Three taps A, B and C can fill a tank in 12, 15 and 20 hours respectively. Tap A is open all the time and taps B and C are open for one hour each alternately. In how many hours will the tank be full?

Correct option is A

Given:

Tap A fill tank = 12 hours

Tap B fill tank = 15 hours

Tap C fill tank = 20 hours

Solution:

Let the rates of taps A, B, and C be as follows:

Rate of A = $$\frac{1}{12}$$​ of the tank per hour

Rate of B =$$\frac{1}{15}$$​ of the tank per hour

Rate of C = $$\frac{1}{20}$$​ of the tank per hour

In 2 hours, tap A is always open, and taps B and C work alternately.
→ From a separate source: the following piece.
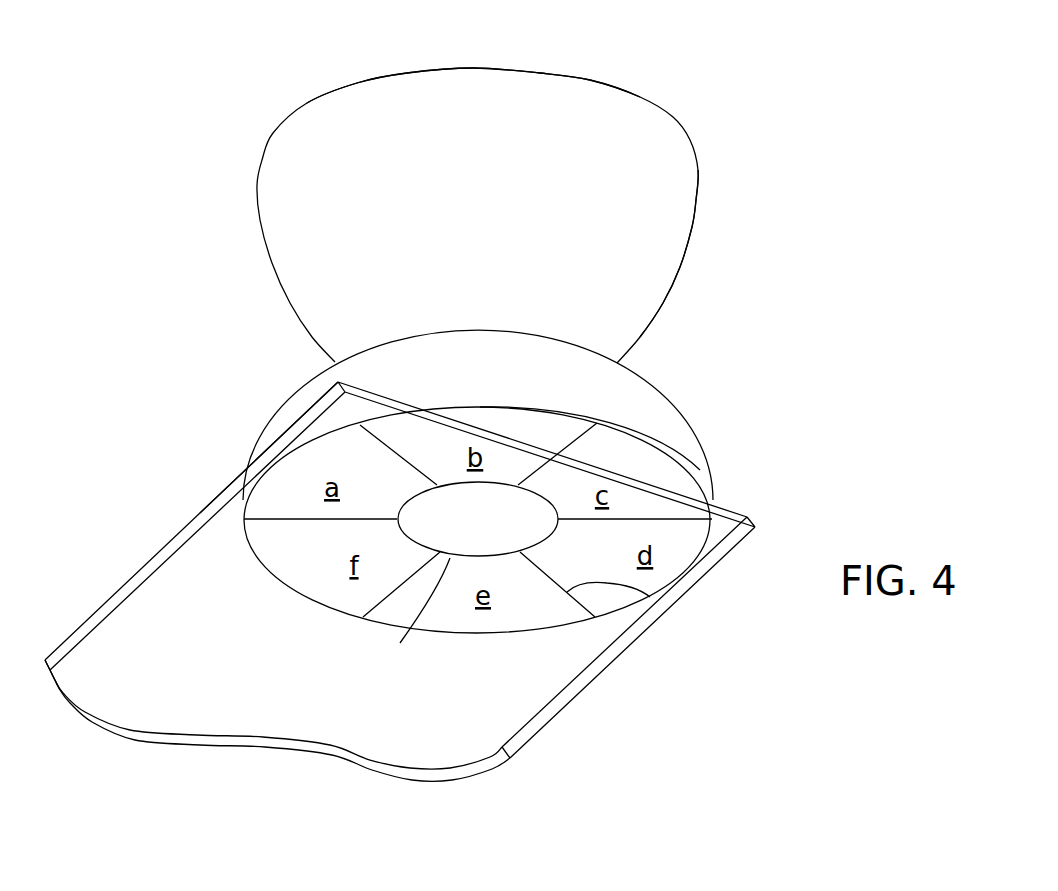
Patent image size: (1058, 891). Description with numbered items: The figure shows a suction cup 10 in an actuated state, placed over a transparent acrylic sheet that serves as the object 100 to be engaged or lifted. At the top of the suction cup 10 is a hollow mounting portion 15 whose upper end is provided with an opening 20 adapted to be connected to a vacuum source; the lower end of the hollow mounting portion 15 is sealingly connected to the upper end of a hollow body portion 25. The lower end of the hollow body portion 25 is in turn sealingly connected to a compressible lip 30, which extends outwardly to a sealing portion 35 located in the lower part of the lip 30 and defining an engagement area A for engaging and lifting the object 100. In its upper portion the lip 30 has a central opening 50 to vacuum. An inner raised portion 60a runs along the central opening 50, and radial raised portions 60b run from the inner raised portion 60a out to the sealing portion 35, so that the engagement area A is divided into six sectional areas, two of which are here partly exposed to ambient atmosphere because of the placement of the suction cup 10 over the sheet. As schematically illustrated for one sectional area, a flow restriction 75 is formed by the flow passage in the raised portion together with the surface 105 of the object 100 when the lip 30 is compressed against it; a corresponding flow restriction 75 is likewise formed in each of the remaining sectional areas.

In the first hour, taps A and B are working together, and in the second hour, taps A and C are working together.

The amount of the tank filled by A and B in the first hour is:

Rate of A + Rate of B = $$\frac{1}{12} + \frac{1}{15}$$​​

​$$= \frac{5}{60} + \frac{4}{60} = \frac{9}{60}$$​​

The amount of the tank filled by A and C in the second hour is:

Rate of A + Rate of C =$$\frac{1}{12} + \frac{1}{20}$$​​

​$$= \frac{5}{60} + \frac{3}{60} = \frac{8}{60}$$​​

Therefore, the amount of the tank filled in 2 hours is:

Amount filled in 2 hours=$$\frac{9}{60} + \frac{8}{60}$$​​​$$= \frac{21}{60} = \frac{17}{60}$$   

Amount filled in 6 hours = $$\frac{51}{60}$$

Remaining work  = 1 - $$\frac{51}{60}$$  = $$\frac{9}{60}$$

A + B complete the remaining work = $$\frac{\frac{9}{60}}{\frac{9}{60}}$$  = 1 hour​

Total time = 1 + 6 = 7 hours 

Thus, the tank will be full in approximately 7 hours.